A representação pela prisão preventiva dos suspeitos havia sido feita dia 20 de outubro. Na decisão, o magistrado disse que as novas provas trazidas pela Polícia não são suficientes para justificar a prisão dos investigados.
O juiz também fez uma profunda análise do caso e apontou lacunas na investigação, embora concorde que os fatos apurados são graves e reprováveis. “Embora consideráveis os argumentos apontados pela autoridade policial e acolhidos pelo Ministério Público, entendo que muitos pontos da investigação ainda precisam ser aprofundados”, escreveu. “Primeiro, tenho que a investigação ainda não definiu de forma clara e individualizada quais delitos foram, em tese, praticados por cada um dos suspeitos”, assinalou o magistrado.

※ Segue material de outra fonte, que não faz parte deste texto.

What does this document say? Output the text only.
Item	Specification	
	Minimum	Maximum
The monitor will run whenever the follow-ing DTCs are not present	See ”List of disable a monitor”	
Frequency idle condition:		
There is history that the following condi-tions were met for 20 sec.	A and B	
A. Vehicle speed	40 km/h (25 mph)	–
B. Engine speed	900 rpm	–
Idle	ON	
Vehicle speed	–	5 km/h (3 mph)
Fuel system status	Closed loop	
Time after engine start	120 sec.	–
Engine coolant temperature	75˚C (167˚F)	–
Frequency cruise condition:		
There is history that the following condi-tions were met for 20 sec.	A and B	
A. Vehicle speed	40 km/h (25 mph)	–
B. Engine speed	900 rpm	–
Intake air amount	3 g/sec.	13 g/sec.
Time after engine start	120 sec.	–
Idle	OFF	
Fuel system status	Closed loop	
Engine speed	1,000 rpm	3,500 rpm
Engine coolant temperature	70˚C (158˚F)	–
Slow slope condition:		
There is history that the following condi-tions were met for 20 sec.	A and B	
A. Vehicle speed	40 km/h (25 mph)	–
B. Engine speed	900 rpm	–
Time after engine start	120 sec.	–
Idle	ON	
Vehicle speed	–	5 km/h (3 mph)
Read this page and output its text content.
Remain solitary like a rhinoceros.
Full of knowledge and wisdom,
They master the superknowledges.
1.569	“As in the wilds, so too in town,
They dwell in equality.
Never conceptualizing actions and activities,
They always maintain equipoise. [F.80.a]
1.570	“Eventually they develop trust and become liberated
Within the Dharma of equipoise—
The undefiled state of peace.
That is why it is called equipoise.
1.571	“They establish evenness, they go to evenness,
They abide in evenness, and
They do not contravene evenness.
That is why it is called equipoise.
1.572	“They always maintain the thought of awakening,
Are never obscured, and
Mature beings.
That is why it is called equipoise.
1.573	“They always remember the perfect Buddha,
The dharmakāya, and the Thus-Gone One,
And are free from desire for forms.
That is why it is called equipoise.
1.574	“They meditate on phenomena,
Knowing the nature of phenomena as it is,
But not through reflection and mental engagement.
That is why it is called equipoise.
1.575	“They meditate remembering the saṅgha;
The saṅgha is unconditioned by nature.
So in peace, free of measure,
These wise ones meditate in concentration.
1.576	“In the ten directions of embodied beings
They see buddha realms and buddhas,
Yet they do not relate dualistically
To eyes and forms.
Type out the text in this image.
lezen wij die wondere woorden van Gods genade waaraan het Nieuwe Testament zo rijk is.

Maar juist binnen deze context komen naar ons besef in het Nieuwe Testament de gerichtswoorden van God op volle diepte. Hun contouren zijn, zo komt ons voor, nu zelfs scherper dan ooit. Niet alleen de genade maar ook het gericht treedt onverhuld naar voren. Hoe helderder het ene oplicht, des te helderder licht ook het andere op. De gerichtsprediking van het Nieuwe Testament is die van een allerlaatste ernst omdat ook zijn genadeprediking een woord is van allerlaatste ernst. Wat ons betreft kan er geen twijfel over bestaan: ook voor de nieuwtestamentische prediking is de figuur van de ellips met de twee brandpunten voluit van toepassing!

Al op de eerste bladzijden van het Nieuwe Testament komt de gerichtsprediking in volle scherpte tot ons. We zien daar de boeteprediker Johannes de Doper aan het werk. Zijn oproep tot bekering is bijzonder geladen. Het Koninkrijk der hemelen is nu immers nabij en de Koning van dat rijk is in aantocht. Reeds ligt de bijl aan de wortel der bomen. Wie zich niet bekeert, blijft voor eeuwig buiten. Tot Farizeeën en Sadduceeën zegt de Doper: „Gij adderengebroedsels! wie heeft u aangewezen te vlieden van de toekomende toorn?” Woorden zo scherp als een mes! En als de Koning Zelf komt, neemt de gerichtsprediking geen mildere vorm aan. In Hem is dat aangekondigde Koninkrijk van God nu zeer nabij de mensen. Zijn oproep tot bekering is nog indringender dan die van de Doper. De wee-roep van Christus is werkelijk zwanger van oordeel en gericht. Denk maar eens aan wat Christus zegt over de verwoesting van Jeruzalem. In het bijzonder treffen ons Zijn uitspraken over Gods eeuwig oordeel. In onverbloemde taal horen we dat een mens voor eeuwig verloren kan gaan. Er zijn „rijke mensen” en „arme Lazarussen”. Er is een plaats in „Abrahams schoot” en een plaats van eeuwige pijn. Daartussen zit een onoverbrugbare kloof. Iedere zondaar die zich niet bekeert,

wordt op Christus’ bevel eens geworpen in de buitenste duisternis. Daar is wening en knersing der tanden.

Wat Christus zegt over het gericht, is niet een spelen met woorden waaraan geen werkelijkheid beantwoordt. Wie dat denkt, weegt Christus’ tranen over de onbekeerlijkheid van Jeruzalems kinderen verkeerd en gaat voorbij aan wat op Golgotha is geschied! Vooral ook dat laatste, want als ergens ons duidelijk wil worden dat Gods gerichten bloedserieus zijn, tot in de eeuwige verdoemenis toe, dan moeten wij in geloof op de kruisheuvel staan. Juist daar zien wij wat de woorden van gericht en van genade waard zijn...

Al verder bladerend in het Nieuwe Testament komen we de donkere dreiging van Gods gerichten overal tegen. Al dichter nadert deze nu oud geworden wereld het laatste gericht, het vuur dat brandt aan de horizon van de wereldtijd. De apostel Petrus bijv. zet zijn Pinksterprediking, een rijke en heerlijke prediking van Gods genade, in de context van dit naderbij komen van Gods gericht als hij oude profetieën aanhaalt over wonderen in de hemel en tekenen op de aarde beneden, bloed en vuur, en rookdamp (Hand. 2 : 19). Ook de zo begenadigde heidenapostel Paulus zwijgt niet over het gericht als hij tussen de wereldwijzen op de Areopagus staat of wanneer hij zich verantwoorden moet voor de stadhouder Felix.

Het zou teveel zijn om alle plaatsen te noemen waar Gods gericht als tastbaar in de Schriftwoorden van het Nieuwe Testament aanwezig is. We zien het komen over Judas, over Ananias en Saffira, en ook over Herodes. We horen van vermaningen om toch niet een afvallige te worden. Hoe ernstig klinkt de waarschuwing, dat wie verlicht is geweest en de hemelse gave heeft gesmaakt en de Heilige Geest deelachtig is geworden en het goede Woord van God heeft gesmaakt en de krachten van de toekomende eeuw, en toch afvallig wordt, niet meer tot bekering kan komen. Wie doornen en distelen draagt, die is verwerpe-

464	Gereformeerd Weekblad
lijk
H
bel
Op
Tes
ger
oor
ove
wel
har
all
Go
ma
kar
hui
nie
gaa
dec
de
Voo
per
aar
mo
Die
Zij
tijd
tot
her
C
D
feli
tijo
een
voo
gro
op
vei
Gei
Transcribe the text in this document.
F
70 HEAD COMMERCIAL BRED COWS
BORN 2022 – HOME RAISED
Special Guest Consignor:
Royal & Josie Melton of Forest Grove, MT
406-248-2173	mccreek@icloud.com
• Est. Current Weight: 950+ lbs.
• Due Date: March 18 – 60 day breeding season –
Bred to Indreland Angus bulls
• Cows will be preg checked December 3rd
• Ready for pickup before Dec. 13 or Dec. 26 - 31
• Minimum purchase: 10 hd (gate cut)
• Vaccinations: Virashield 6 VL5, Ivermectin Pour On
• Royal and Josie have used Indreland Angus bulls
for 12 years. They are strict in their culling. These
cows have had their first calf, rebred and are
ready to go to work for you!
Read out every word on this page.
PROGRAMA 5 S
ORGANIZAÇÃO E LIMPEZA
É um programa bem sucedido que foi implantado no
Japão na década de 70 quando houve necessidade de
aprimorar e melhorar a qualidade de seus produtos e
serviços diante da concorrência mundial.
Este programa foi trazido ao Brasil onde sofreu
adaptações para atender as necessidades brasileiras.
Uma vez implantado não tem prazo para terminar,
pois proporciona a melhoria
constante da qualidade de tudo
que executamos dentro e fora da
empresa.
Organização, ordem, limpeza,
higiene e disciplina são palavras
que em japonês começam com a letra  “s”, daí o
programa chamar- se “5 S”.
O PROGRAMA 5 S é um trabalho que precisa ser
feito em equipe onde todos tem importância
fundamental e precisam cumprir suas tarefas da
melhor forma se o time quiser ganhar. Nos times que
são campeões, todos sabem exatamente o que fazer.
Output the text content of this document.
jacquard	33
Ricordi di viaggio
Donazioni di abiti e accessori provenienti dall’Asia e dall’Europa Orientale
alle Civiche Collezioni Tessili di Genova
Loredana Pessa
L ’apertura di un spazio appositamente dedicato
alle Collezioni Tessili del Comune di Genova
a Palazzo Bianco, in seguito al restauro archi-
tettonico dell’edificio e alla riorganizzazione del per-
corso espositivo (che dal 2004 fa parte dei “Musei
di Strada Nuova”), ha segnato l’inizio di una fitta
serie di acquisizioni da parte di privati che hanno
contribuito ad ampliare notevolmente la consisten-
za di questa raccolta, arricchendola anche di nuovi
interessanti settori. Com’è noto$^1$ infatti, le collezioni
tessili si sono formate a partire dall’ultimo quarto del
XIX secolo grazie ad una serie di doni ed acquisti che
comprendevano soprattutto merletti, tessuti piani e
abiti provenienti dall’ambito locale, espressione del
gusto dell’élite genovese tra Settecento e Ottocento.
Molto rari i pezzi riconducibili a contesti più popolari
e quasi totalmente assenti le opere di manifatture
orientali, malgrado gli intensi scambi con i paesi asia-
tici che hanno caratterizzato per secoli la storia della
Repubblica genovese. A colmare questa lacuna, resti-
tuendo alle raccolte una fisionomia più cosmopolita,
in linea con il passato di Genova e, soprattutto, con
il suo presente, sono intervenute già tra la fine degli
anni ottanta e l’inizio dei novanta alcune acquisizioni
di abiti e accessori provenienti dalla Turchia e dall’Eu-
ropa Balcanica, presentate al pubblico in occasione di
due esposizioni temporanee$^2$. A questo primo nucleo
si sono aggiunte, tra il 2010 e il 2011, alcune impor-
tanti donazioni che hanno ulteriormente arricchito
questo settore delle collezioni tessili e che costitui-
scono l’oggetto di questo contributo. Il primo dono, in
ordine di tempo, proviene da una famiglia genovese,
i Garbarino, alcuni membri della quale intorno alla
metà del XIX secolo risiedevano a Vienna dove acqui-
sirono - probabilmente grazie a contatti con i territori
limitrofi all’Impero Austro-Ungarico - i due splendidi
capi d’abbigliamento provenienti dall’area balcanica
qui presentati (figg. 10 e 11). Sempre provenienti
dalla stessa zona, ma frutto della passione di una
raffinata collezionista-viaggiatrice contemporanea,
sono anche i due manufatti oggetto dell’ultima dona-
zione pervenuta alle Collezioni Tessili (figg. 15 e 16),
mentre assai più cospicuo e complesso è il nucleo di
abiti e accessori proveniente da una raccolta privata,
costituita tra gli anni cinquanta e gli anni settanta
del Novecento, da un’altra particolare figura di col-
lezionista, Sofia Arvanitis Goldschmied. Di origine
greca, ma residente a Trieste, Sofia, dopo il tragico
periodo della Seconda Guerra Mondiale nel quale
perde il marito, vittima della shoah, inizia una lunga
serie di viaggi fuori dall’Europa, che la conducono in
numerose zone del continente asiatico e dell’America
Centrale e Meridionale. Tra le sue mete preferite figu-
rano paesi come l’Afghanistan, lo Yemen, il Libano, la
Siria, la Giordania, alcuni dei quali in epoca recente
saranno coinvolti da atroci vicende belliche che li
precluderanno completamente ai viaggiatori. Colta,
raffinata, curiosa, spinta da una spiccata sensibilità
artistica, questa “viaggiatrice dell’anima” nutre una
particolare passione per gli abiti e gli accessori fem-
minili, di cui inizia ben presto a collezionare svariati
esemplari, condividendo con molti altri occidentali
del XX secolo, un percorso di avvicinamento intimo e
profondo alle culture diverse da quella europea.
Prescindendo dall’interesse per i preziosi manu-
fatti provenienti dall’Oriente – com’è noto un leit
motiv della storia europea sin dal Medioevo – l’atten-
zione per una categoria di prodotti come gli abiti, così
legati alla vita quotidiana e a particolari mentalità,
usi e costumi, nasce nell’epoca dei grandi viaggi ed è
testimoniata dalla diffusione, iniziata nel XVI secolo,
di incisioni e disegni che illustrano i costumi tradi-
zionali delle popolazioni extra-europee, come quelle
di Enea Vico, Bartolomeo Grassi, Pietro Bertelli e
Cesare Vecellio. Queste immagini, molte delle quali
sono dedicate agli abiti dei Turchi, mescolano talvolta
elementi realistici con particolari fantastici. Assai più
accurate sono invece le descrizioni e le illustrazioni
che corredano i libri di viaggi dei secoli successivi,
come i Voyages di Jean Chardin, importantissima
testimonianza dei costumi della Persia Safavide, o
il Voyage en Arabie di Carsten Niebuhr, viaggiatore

O primeiro pedido de prisão dos suspeitos ocorreu no dia seguinte à localização da clínica, mas também foi indeferido pelo juiz Rafael Silveira Peixoto.
Clínica clandestina estava sem água e com pouca comida quando foi descoberta
Na tarde do dia 2 de outubro, uma ação da Polícia Civil resultou na localização de uma clínica clandestina no Distrito de Santa Cruz da Concórdia, que fica na zona rural e a 15 km de distância do Centro de Taquara. Ao chegar no local, após denúncia anônima, os policiais se depararam com um cenário de horror, com idosos em condições desumanas, desnutridos, convivendo com porcos, galinhas e cães no mesmo ambiente.
Os alimentos eram escassos e a casa estava há dois dias sem água potável. “Os pacientes estavam sedentos e relataram que passavam fome”, explicou, na época, o delegado Valeriano Garcia Neto. Os indícios de maus-tratos contra os idosos não pararam por aí. O forte odor de urina e fezes, as condições precárias do lar e até pacientes deitados ao lado de poças de vômito fazem parte deste contexto.
Na casa, foram encontradas 10 pessoas, sendo oito idosos, um adulto incapaz (acamado) e uma funcionária que vivia em situação análoga a escravidão. Em depoimento, a mulher de 42 anos revelou que era estuprada pelo patrão e pelo enteado dele duas vezes por semana há, pelo menos, dois anos. "Ele [patrão] chegava de madrugada na casa, me pegava à força e me abusava. Normalmente ele estava bêbado. O enteado também me estuprava, mas nunca estava bêbado", contou.
O sumiço de idosos também chegou ao conhecimento da Polícia, que realizou uma operação para escavar o pátio onde funcionava a clínica no intuito de verificar se não haviam corpos enterrados no local. Até um cão farejador do Corpo de Bombeiros participou das buscas.